Op 16/01/2024 om 09:46 schreef Hunter Yap:
Hey Wido and everyone in the Community,
Hope you're all doing great. We're setting up Cloudstack and stumbled
upon your cool videos about VXLAN, BGP, and IPV6 from 2019 and 2021.
Watched them all, including the links you shared. Noticed that similar
concepts pop up in Openstack and OpenNebula too, with a few twists.
Great! :-)
So, we've got a few things on our mind about the setup, especially how
it fits (or doesn't) with what we're doing. You mentioned in your video
to reach out with questions, so here we are, looping you in.
Our Setup Is Where:
# Cloudstack V4.18.1 + Linstor (For SDS)
# VXLAN Enabled for Guest (Using Multicast)
# 1 Pair of Redundant Core Switch (With option to scale out)
# 1 Pair of Redundant Leaf Switch
# Our datacenter can handle up to 1,000 hypervisors, which is more than
enough for us.
Our setup isn’t huge – just right for supporting a max of 1,000
hypervisors per datacenter. And, we're not planning to link multiple
datacenters into one big availability zone. Having said that, we're
scratching our heads over whether BGP+EVPN is the way to go for us.
1k per hypervisors in a datacenter doesn't sound small to me. Or did you
mean 1k Instance (VMs) per DC?
Here's what we're thinking:
# BGP + EVPN doesn't add additional benefit to small/medium sized
clouds. (In our case, we only need Max 1,000 Hypervisors per
Datacenter). Implementing BGP+EVPN only increases the complexity of the
setup.
BGP+EVPN is about the defacto industry standard for using VXLAN.

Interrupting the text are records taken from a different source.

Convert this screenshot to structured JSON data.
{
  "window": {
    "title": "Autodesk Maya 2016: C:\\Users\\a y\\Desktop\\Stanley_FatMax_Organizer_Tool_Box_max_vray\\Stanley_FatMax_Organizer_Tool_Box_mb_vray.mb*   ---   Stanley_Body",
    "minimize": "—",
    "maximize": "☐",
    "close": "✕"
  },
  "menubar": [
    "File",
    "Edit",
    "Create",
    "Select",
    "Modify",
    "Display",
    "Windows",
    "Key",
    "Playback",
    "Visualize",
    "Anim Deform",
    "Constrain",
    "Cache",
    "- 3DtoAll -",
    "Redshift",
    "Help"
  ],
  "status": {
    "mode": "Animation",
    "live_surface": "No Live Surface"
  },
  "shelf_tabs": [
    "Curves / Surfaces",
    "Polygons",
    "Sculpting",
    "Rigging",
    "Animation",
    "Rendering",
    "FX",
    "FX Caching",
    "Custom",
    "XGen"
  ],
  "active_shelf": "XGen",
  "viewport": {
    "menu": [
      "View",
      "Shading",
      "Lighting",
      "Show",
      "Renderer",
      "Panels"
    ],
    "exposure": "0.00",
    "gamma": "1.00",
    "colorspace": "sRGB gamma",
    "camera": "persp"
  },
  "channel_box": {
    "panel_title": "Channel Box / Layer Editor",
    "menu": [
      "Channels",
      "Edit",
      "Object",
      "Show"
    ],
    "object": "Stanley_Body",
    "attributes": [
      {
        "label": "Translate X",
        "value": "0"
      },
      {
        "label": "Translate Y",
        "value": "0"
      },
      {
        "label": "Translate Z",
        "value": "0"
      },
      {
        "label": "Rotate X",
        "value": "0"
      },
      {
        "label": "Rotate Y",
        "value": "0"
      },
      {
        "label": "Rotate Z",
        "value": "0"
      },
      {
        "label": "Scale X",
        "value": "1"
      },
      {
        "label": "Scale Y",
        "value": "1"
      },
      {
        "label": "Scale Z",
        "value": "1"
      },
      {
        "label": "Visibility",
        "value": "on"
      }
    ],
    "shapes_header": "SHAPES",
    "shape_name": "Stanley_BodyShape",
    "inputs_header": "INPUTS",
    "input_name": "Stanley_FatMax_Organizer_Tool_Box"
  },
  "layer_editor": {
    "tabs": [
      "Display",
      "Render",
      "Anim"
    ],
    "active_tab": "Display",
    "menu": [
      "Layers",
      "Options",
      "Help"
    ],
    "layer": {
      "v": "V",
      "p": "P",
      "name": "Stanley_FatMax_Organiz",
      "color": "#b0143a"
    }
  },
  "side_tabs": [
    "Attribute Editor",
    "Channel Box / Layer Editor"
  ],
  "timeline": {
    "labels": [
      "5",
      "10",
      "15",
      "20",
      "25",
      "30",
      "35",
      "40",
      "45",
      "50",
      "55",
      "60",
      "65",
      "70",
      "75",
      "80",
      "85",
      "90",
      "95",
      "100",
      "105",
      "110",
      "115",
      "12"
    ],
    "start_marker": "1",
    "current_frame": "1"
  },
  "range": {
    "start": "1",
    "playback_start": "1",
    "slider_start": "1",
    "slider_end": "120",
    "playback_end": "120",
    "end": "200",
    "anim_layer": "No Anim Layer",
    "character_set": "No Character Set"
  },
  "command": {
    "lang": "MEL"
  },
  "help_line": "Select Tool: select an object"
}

Multicast VXLAN has it's drawbacks, eg, you need to either make
everthing one large L2 domain which comes which it's problems, or you
need to perform Multicast routing between different L2 domains.
The EVPN approach also allows you to use all the filtering and policies
BGP has to provide, in addition it's much better suited to debug as you
can see the EVPN database inside the BGP routers.
Multicast seems 'fire and forget', but it's difficult to debug.
# We are using IPV4. But it seems that for this BGP+EVPN to be
beneficial, we need to use IPV6. If we use back IPV4 (with BGP+EVPN),
there is no benefit than if we were to use the default VXLAN+Multicast.
For the underlay it's just fine to use IPv4 with RFC1918 addresses, but
still use BGP+EVPN. I would however recommend to only use this on the
loopback addresses and then use BGP Unnumbered with IPv4 via IPv6
(Link-Local), extended next-hop for all interconnections. Save you
setting up all those interconnect subnets between the hosts and routers.
# And about redundancies – doesn't look like VXLAN+BGP+EVPN offers
anything more than what VXLAN+Multicast already does.
Well, I disagree. With Multicast you need to handle redundancy on L2
level. With BGP you can do so on L3 level and that provides much better
redundancy and failover possibilities over L2.
Making L2 very redundant on large(r) scale is a challenge imho.
Our Assumptions, To enable BGP + EVPN:
1. We need to instal FRRouter in each Hypervisor and form BGP Neighbor
to the Leaf Switch (so this is Hypervisor <> Leaf Switch and NOT
Hypervisors <> Hypervisor).
Correct. Each hypervisor will have two BGP sessions. One for each uplink
and to each ToR.
2. After forming neighbours with the Leaf Switch, we need to enable
L2VPN at all leaf switches.
Correct. You need to exchange L2VPN packets with BGP.
3. When the first 2 steps above are done, this would then mean that each
Hypervisor will be as if it is sitting in its own network segment.
(Usually all hypervisors will be in 1 single network segment)
Correct. Underneath your network there are no L2 VLANs stretching,
everything is L3 routing.
4. We run the modifyvxlan.sh provided on Github and replace it with the
default one from Cloudstack.
Correct. Modify this script to your needs if needed.
5. That's it, basically run Cloudstack and test to see if it works.
(That's all the steps we're aware of).
Note: Our assumption is also that this BGP setup will only affect
internal Guest Network (VXLAN) communications. Networks to the Public
Internet (VLAN) will not be using this BGP.
Would love to get your thoughts on this. Are we on the right track or
missing something? Any advice or heads-up would be great.
Go full EVPN with VXLAN! No VLANs towards your hypervisor. Guest
networks in VXLAN, Agent<>Mmgmt server, all in VXLAN in different VNIs.